France's Ministry of the Interior said that there were 53 different protests throughout the country.
Some 2,250 people protested in Paris while other demonstrations took place in Lyon, Toulouse, Annecy, Bordeaux, Montpellier, Nantes and elsewhere.
In Lyon, police fired tear gas grenades to try and contain a large demonstration in the city center. At least 1,400 mostly young people had gathered to protests against Macron's announcement, police estimated. Protesters allegedly threw projectiles at the police before the authorities responded with tear gas.
In Toulouse, a small rally was held by several "Yellow Vests" groups on Wednesday morning, while a small group of people in Annecy forced their way into the local council offices without causing any damage. Between 150 and 200 people remained in the courtyard of the building for over an hour, the Haute-Savoie prefecture said.
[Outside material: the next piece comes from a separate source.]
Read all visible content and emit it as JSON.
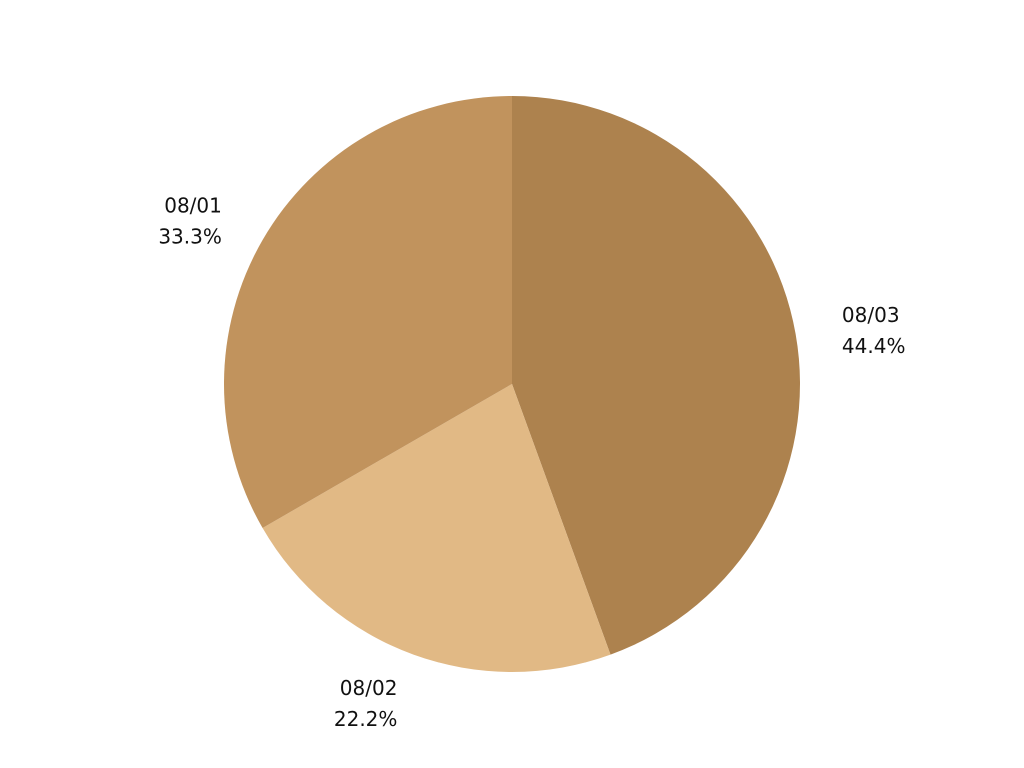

France's Interior Minister Gerald Darmanin said on Twitter that he condemned the incident in Annecy "in the strongest terms."
Hundreds of people also gathered in Montpellier, Marseille, Perpignan and Rouen to protest against the restrictions. The French authorities put the total number of protesters at 19,000. (Related: Denmark abandons forced vaccination law after public protests.)
Last week, a joint communique by the French national academies of medicine and pharmacy described the "obligation" to get vaccinated as a civic duty. "If individual freedom must be respected, it is, however, limited when there is a danger to others. Faced with COVID-19, vaccination is not only a civic gesture, it is an ethical imperative," it said.
Approximately 35.5 million people – just over half of France's population – have received at least one vaccine dose so far. At the start of the pandemic, France had some of the highest levels of vaccine hesitancy in the developed world.
In December 2020, a survey conducted by the Odoxa polling group and Le Figaro newspaper revealed that only 42 percent of the French population wanted to get vaccinated. That had risen to 70 percent by April, while about 14 percent remain vehemently opposed to vaccines.